1776 – The men who shaped the creation of our nation chose to construct the first drafts of the Declaration of Independence on Dutch Hemp paper.  The choice for American paper was hemp, and that choice came from the people who defined what it meant to be American.  Hemp was plentiful in America during those days, and it became the choice of mills for paper production.

Hemp enjoyed some prolonged popularity especially in the Southern states where there was free labor.  Hemp replaced cotton as the major cash crop until the surrender by the South to the Union.  Cotton production soon replaced hemp because cotton could be sold for a high value overseas.  Hemp shortages forced paper producers to consider alternative sources.  Eventually they turned to a massive free supply of material, the forests of the United States.  Demand for marine rope made from hemp also declined as steam powered ships were replacing the ships that relied on sails to harness the wind.  By 1909, Kentucky was the only Southern state still producing hemp, and cultivation had dwindled down to a statewide 6,800 acres.

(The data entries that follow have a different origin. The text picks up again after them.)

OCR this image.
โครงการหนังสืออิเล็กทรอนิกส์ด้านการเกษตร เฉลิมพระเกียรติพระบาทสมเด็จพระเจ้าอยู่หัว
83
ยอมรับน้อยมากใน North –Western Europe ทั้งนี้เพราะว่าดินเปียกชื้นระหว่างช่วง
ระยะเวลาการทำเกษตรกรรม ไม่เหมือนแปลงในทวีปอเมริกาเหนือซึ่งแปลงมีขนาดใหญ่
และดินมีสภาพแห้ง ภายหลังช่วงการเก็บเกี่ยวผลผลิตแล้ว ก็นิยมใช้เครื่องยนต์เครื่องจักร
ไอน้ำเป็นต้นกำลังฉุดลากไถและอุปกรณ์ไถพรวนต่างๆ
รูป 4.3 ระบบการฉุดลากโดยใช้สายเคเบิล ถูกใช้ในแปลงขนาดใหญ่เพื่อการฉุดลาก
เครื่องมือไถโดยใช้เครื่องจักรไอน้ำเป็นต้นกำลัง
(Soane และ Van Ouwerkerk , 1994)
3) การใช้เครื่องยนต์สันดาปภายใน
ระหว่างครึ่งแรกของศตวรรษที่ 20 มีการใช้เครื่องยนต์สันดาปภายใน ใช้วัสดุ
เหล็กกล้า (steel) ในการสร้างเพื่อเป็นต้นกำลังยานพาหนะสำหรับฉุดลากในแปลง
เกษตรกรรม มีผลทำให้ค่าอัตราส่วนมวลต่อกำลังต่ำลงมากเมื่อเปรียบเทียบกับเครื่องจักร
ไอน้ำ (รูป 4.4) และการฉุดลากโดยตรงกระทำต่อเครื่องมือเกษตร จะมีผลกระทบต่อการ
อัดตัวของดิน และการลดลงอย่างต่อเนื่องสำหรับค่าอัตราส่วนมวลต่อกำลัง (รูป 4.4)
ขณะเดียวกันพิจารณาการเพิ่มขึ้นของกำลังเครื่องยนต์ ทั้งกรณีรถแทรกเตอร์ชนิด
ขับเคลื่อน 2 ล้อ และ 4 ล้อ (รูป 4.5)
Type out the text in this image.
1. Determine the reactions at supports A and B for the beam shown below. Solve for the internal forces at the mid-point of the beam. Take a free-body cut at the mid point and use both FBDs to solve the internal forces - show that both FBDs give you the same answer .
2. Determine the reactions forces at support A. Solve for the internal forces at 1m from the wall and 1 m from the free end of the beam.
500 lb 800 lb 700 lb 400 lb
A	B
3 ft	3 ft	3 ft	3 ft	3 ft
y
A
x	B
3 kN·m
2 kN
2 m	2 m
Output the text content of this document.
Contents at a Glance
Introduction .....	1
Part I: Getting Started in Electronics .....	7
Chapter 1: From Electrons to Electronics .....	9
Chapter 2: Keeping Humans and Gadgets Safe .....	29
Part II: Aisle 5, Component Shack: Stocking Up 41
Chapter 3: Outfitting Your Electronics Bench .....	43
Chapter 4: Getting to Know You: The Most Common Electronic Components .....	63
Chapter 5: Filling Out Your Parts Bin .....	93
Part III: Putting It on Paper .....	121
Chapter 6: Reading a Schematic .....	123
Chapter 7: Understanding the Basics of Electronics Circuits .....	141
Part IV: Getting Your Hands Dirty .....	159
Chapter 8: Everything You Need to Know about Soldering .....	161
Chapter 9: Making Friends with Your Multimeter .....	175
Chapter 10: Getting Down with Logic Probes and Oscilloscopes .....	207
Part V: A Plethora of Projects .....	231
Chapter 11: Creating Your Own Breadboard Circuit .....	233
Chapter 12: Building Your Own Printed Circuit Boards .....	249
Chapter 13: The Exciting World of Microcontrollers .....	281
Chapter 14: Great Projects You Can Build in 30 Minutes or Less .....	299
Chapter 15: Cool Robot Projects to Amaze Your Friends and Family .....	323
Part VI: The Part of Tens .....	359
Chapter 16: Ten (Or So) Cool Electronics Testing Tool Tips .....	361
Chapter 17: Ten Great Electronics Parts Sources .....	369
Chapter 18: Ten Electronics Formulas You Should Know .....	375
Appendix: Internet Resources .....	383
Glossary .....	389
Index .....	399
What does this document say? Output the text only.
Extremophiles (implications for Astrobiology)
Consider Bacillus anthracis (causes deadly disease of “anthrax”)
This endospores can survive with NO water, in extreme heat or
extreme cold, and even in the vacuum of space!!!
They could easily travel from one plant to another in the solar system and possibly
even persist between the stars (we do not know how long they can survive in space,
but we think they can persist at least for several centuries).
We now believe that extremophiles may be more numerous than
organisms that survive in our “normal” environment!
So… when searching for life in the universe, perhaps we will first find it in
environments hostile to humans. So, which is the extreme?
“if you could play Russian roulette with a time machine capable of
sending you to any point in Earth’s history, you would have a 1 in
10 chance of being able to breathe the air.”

Hemp is still used to make papers of a special nature.  Cigarette paper and filter paper such as coffee filters are made from hemp.  Teabags have also been made from hemp.  Other papers include greaseproof paper, specialty art papers and security papers can all be made from hemp.  Around 80% of all hemp paper is cigarette paper.

Hemp production is not done on a massive scale because it costs more to produce hemp paper.  Hemp paper is produced mostly on older equipment, and faces other challenges such as hemp only being harvested once per year.  Storing hemp for long periods of time can lead to increased production costs.  Around 80% of all hemp paper is cigarette paper.